When talking about light or radio waves, you're probably talking about Classical Electrodynamics, which does not include the notion of a photon. In Classical EM, light is an EM wave in the sense that if you look at the electric field E or magnetic field B (of a plane wave) at a fixed point in space it is varying sinusoidally. So the waviness is in the amplitude of the E and B fields.
Once you talk about photons, you're in the realm of Quantum Mechanics (QM), and yes things are harder to understand.
It's actually all just fields according to the Standard Model (particle physics), a quantum field theory (QFT).
In QFT there's a field for each fundamental particle that permeates the whole universe. E.g. an electron field, a photon field, etc. Disturbances in these fields are what one would call particles in non-relativistic QM.
So Classical -> QM (quantum system, classical observer/apparatus) -> QFT (quantum everything)
In classical EM, light is a wave. In QM, light is particles. In QFT particles are just disturbances in the all-pervading fields.
Binney has said that QM is just measurement for grownups, or some such. What is a measurement? It's when the system you're observing becomes entangled with the measuring device. We don't know the exact state of every atom in our measuring device, but these could all perturb the system we're measuring. So QM is a hack where you treat the system as quantum but the observer/measuring device as classical which is why you need this confusing wave-function collapse. It was a conscious choice in the development of the theory. This last bit might give some insight into why trying to sense the photon at one of the double-slits ruins the interference pattern.
Because it's wrong. It's a quantum of the electromagnetic field. It's neither a wave nor a particle. It just happens to have some properties of both.
But for the duality, there's something bigger that the responses always seem to blow past. Is wave-like nature for explaining behavior (wavy double-slit intensity pattern), or is it something to have a mathematical mapping to measured probabilities?

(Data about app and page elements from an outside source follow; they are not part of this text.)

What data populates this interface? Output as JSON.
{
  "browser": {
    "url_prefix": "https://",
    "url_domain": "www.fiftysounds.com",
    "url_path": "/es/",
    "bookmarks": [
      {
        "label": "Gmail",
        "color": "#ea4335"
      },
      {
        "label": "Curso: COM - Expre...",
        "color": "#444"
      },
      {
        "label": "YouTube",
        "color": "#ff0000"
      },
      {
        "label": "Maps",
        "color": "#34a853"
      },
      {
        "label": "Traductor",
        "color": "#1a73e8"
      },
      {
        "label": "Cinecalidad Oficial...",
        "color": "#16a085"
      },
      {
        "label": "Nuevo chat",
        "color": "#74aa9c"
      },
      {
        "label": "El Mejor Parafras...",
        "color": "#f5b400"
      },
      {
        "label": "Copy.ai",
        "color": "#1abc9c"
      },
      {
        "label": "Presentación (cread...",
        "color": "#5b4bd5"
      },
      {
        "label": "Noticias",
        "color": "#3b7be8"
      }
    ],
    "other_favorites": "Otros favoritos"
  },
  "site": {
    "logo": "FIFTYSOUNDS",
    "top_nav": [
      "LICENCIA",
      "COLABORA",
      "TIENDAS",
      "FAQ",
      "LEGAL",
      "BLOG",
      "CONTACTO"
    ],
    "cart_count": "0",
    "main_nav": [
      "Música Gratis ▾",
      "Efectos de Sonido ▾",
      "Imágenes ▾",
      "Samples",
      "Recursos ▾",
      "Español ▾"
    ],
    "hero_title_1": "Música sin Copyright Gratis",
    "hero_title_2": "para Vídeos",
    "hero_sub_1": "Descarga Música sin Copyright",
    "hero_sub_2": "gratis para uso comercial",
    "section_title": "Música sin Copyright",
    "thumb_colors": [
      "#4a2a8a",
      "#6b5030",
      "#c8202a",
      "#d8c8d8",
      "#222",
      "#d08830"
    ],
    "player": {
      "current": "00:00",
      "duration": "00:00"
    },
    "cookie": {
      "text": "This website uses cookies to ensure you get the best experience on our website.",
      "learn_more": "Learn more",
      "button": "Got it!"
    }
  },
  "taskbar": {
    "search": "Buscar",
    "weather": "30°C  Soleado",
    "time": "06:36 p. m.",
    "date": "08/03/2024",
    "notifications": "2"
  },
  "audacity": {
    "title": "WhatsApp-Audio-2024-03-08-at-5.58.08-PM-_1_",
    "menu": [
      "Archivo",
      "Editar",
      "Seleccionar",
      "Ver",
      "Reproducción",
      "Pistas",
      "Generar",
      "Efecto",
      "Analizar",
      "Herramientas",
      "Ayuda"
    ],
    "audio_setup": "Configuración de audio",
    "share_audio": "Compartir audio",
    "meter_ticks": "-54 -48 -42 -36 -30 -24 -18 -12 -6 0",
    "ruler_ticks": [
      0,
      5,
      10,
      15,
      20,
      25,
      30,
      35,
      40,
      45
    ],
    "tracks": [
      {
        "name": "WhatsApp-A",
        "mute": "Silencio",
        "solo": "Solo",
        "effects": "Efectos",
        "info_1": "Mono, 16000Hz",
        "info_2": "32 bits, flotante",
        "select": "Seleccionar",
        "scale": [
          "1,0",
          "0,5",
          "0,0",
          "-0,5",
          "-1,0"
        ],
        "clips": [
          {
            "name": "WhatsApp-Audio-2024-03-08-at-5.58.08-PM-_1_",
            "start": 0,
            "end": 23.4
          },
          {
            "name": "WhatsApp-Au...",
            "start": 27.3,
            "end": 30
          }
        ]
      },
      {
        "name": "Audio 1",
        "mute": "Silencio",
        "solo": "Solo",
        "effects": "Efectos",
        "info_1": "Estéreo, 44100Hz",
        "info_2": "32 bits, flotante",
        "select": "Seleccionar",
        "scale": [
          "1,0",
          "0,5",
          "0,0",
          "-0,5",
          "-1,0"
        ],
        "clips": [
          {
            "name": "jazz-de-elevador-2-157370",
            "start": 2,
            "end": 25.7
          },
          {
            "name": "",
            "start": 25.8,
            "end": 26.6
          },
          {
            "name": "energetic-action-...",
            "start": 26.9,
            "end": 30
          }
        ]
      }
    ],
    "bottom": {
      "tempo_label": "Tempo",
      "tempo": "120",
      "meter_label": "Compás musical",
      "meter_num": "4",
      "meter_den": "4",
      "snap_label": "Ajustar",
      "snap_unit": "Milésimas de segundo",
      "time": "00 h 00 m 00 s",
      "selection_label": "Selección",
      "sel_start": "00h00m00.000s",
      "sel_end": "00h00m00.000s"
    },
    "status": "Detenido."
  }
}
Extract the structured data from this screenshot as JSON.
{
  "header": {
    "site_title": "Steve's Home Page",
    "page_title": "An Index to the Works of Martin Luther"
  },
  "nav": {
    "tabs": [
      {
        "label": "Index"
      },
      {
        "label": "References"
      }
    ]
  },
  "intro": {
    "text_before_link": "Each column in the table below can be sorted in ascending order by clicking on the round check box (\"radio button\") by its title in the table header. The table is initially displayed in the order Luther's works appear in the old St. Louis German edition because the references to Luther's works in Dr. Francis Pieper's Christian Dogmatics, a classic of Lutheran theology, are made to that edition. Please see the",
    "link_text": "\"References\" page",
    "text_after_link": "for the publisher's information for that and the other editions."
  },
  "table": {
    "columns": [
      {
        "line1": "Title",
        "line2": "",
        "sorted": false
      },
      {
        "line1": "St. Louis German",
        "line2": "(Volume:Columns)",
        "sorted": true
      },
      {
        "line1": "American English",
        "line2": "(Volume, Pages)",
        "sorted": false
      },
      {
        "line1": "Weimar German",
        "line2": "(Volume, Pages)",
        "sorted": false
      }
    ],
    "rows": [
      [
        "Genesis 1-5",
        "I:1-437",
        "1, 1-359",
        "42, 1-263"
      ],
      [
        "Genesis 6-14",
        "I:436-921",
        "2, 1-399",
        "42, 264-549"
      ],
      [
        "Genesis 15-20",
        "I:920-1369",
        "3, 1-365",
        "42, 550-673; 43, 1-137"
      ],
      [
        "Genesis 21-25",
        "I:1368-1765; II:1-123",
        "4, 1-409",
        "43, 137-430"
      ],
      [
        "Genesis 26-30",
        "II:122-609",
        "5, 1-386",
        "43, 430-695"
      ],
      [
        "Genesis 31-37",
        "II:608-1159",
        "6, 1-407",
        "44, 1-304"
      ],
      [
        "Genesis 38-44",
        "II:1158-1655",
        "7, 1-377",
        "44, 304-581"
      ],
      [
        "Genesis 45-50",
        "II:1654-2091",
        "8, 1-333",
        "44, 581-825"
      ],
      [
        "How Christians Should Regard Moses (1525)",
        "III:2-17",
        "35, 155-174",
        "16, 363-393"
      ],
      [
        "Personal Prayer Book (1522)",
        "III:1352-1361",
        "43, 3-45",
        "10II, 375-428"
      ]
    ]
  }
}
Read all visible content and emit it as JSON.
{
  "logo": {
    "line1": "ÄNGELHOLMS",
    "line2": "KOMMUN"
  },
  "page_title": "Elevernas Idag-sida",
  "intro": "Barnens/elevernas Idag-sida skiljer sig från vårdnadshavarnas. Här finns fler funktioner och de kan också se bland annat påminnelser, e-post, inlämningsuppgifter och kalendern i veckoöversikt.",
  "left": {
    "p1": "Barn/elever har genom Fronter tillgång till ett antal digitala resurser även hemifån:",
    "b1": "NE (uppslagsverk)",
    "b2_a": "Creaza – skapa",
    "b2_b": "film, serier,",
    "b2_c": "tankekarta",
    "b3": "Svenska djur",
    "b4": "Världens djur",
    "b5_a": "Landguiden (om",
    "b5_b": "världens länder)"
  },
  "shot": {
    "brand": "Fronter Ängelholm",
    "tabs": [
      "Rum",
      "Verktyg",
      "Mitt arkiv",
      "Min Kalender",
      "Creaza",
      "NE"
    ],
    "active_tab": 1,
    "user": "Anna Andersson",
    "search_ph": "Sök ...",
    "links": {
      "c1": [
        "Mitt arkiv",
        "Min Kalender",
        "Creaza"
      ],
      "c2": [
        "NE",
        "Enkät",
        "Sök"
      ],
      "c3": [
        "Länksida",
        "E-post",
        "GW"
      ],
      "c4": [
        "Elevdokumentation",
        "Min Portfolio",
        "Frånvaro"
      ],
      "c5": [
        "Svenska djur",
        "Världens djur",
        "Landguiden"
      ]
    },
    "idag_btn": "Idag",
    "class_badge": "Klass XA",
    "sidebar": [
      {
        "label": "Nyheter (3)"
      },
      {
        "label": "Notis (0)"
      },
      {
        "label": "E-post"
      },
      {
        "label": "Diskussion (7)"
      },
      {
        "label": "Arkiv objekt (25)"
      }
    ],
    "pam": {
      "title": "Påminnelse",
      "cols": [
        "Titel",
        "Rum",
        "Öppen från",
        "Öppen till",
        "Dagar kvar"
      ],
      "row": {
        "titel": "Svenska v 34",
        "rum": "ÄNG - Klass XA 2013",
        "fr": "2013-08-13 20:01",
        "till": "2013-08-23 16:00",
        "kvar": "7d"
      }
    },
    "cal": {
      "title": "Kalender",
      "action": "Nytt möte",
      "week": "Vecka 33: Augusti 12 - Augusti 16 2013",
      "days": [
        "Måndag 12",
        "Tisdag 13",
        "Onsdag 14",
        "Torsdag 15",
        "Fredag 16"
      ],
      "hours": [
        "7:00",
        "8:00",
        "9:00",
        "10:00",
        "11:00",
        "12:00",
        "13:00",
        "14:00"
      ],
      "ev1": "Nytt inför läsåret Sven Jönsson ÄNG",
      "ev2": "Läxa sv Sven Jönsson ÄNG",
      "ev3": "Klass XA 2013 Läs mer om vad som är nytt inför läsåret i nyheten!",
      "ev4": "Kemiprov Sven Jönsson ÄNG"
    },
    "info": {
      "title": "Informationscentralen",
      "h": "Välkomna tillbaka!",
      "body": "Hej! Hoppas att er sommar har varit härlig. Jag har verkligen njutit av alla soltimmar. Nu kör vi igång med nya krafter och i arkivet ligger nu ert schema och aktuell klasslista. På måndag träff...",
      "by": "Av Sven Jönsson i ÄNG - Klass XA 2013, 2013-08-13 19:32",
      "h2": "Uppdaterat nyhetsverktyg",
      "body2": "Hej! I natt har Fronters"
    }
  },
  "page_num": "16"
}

Quantum stories always seem so backwards. The root phenomenon is some sort of irreducible probability. But then the mechanical part (inference in double-slit) goes a totally different direction. Instead of just turning the situation into a probability of one-or-the-other slit, it STAYS as a wave.
Okay, now you have a new hole in the story. If the photon refuses to choose just 1 slit to go through, why does it choose 1 spot on the photo paper to land on?
Why do we not still have to consider interference in outcomes after the photon makes its mark on the paper? Why does there appear to be like a limit on entanglement, such that it goes away beyond a certain scale? Why are quantum computers hard?
The photon (as a field excitation) goes through both slits, but is quantized so only has enough energy to trigger a mark at 1 spot on the photo paper.
> Why do we not still have to consider interference in outcomes after the photon makes its mark on the paper?
If we want to be completely accurate, we should. However so many interactions happen so quickly that the law of large numbers quickly takes over and obfuscates the quantum reality. Technical term for this is decoherence.
> Why are quantum computers hard?
Exactly because of this decoherence. It is very difficult to keep the qubit state isolated from the environment throughout the computation.